Even Red Bull has felt the pinch, and Dietrich Mateschitz has cancelled a lot of the marketing spend around F1, and there won't be as many parties from now on. And that potentially means more cash can be ploughed into his race teams.
"That's all good stuff!" says Mark. "It's his train set, and he can do exactly what he wants. Dietrich knows what he needs to do to help his famous can along. And the can has been phenomenal for the sport. What he's done for F1 is amazing in terms of giving it a different light in some ways, and giving it a bit of life in a few areas. So a few decisions are made pretty quickly, and let's move on."
So does Webber think that all the pieces are finally in place for the team to have a good season? "What's a good year or a great year? I think it would be ridiculous for us to sit here and think we're going to win the constructors' title. We've got a massive amount of opposition out there, with a huge amount of experience about how to go about a campaign relentlessly all year.
"Red Bull hasn't been in that situation. Up until half way through last year we had two cars doing very, very well. If you had my first half of the year and Sebastian's second half of the year, and you sort of fold those two together, that would have been a very, very good year for that car. Maybe we need to try and do something like that.

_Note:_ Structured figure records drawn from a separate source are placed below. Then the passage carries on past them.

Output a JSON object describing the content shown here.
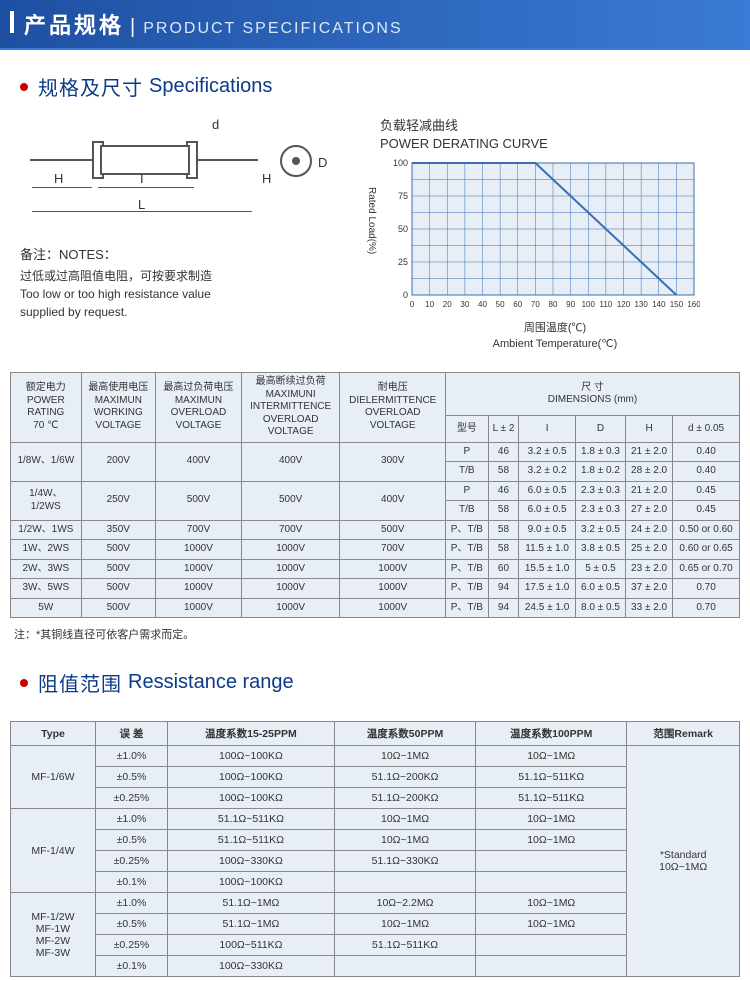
{
  "header": {
    "cn": "产品规格",
    "sep": "|",
    "en": "PRODUCT SPECIFICATIONS"
  },
  "sec1": {
    "cn": "规格及尺寸",
    "en": "Specifications"
  },
  "diagram": {
    "H": "H",
    "I": "I",
    "L": "L",
    "d": "d",
    "D": "D"
  },
  "notes": {
    "label_cn": "备注：",
    "label_en": "NOTES：",
    "line1_cn": "过低或过高阻值电阻，可按要求制造",
    "line1_en": "Too low or too high resistance value",
    "line2_en": "supplied by request."
  },
  "curve": {
    "title_cn": "负载轻减曲线",
    "title_en": "POWER DERATING CURVE",
    "y_label": "Rated Load(%)",
    "x_label_cn": "周围温度(℃)",
    "x_label_en": "Ambient Temperature(℃)",
    "y_ticks": [
      "0",
      "25",
      "50",
      "75",
      "100"
    ],
    "x_ticks": [
      "0",
      "10",
      "20",
      "30",
      "40",
      "50",
      "60",
      "70",
      "80",
      "90",
      "100",
      "110",
      "120",
      "130",
      "140",
      "150",
      "160"
    ],
    "line_points": [
      [
        0,
        100
      ],
      [
        70,
        100
      ],
      [
        150,
        0
      ]
    ],
    "grid_color": "#3a6db5",
    "line_color": "#3a6db5",
    "bg": "#e8eef6"
  },
  "spec_table": {
    "col_heads": {
      "power": {
        "l1": "额定电力",
        "l2": "POWER",
        "l3": "RATING",
        "l4": "70 ℃"
      },
      "maxwork": {
        "l1": "最高使用电压",
        "l2": "MAXIMUN",
        "l3": "WORKING",
        "l4": "VOLTAGE"
      },
      "maxover": {
        "l1": "最高过负荷电压",
        "l2": "MAXIMUN",
        "l3": "OVERLOAD",
        "l4": "VOLTAGE"
      },
      "maxint": {
        "l1": "最高断续过负荷",
        "l2": "MAXIMUNI",
        "l3": "INTERMITTENCE",
        "l4": "OVERLOAD",
        "l5": "VOLTAGE"
      },
      "diel": {
        "l1": "耐电压",
        "l2": "DIELERMITTENCE",
        "l3": "OVERLOAD",
        "l4": "VOLTAGE"
      },
      "dims": {
        "l1": "尺 寸",
        "l2": "DIMENSIONS  (mm)"
      },
      "model": "型号",
      "L": "L ± 2",
      "I": "I",
      "D": "D",
      "H": "H",
      "d": "d ± 0.05"
    },
    "rows": [
      {
        "power": "1/8W、1/6W",
        "mw": "200V",
        "mo": "400V",
        "mi": "400V",
        "di": "300V",
        "dims": [
          [
            "P",
            "46",
            "3.2 ± 0.5",
            "1.8 ± 0.3",
            "21 ± 2.0",
            "0.40"
          ],
          [
            "T/B",
            "58",
            "3.2 ± 0.2",
            "1.8 ± 0.2",
            "28 ± 2.0",
            "0.40"
          ]
        ]
      },
      {
        "power": "1/4W、\n1/2WS",
        "mw": "250V",
        "mo": "500V",
        "mi": "500V",
        "di": "400V",
        "dims": [
          [
            "P",
            "46",
            "6.0 ± 0.5",
            "2.3 ± 0.3",
            "21 ± 2.0",
            "0.45"
          ],
          [
            "T/B",
            "58",
            "6.0 ± 0.5",
            "2.3 ± 0.3",
            "27 ± 2.0",
            "0.45"
          ]
        ]
      },
      {
        "power": "1/2W、1WS",
        "mw": "350V",
        "mo": "700V",
        "mi": "700V",
        "di": "500V",
        "dims": [
          [
            "P、T/B",
            "58",
            "9.0 ± 0.5",
            "3.2 ± 0.5",
            "24 ± 2.0",
            "0.50 or 0.60"
          ]
        ]
      },
      {
        "power": "1W、2WS",
        "mw": "500V",
        "mo": "1000V",
        "mi": "1000V",
        "di": "700V",
        "dims": [
          [
            "P、T/B",
            "58",
            "11.5 ± 1.0",
            "3.8 ± 0.5",
            "25 ± 2.0",
            "0.60 or 0.65"
          ]
        ]
      },
      {
        "power": "2W、3WS",
        "mw": "500V",
        "mo": "1000V",
        "mi": "1000V",
        "di": "1000V",
        "dims": [
          [
            "P、T/B",
            "60",
            "15.5 ± 1.0",
            "5 ± 0.5",
            "23 ± 2.0",
            "0.65 or 0.70"
          ]
        ]
      },
      {
        "power": "3W、5WS",
        "mw": "500V",
        "mo": "1000V",
        "mi": "1000V",
        "di": "1000V",
        "dims": [
          [
            "P、T/B",
            "94",
            "17.5 ± 1.0",
            "6.0 ± 0.5",
            "37 ± 2.0",
            "0.70"
          ]
        ]
      },
      {
        "power": "5W",
        "mw": "500V",
        "mo": "1000V",
        "mi": "1000V",
        "di": "1000V",
        "dims": [
          [
            "P、T/B",
            "94",
            "24.5 ± 1.0",
            "8.0 ± 0.5",
            "33 ± 2.0",
            "0.70"
          ]
        ]
      }
    ],
    "footnote": "注：*其铜线直径可依客户需求而定。"
  },
  "sec2": {
    "cn": "阻值范围",
    "en": "Ressistance range"
  },
  "res_table": {
    "heads": {
      "type": "Type",
      "tol": "误    差",
      "t15": "温度系数15-25PPM",
      "t50": "温度系数50PPM",
      "t100": "温度系数100PPM",
      "remark": "范围Remark"
    },
    "groups": [
      {
        "type": "MF-1/6W",
        "rows": [
          [
            "±1.0%",
            "100Ω~100KΩ",
            "10Ω~1MΩ",
            "10Ω~1MΩ"
          ],
          [
            "±0.5%",
            "100Ω~100KΩ",
            "51.1Ω~200KΩ",
            "51.1Ω~511KΩ"
          ],
          [
            "±0.25%",
            "100Ω~100KΩ",
            "51.1Ω~200KΩ",
            "51.1Ω~511KΩ"
          ]
        ]
      },
      {
        "type": "MF-1/4W",
        "rows": [
          [
            "±1.0%",
            "51.1Ω~511KΩ",
            "10Ω~1MΩ",
            "10Ω~1MΩ"
          ],
          [
            "±0.5%",
            "51.1Ω~511KΩ",
            "10Ω~1MΩ",
            "10Ω~1MΩ"
          ],
          [
            "±0.25%",
            "100Ω~330KΩ",
            "51.1Ω~330KΩ",
            ""
          ],
          [
            "±0.1%",
            "100Ω~100KΩ",
            "",
            ""
          ]
        ]
      },
      {
        "type": "MF-1/2W\nMF-1W\nMF-2W\nMF-3W",
        "rows": [
          [
            "±1.0%",
            "51.1Ω~1MΩ",
            "10Ω~2.2MΩ",
            "10Ω~1MΩ"
          ],
          [
            "±0.5%",
            "51.1Ω~1MΩ",
            "10Ω~1MΩ",
            "10Ω~1MΩ"
          ],
          [
            "±0.25%",
            "100Ω~511KΩ",
            "51.1Ω~511KΩ",
            ""
          ],
          [
            "±0.1%",
            "100Ω~330KΩ",
            "",
            ""
          ]
        ]
      }
    ],
    "remark_lines": [
      "*Standard",
      "10Ω~1MΩ"
    ]
  }
}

"The car's the most important thing. If you've got to be up there and fighting every weekend, that's what motivates you. I'm not particularly motivated to bomb round in the mid part of the grid forever. I'm not saying I've done it forever, I've had quite a few points come my way. We'll look forward to a good year, and see what comes at the end of it."
But for the moment he's got the start of the year to think about. Isn't it about time his awful Melbourne luck changed?
"Yeah well, let's see. As they say, break a leg, and now I've done that it might give me some luck!"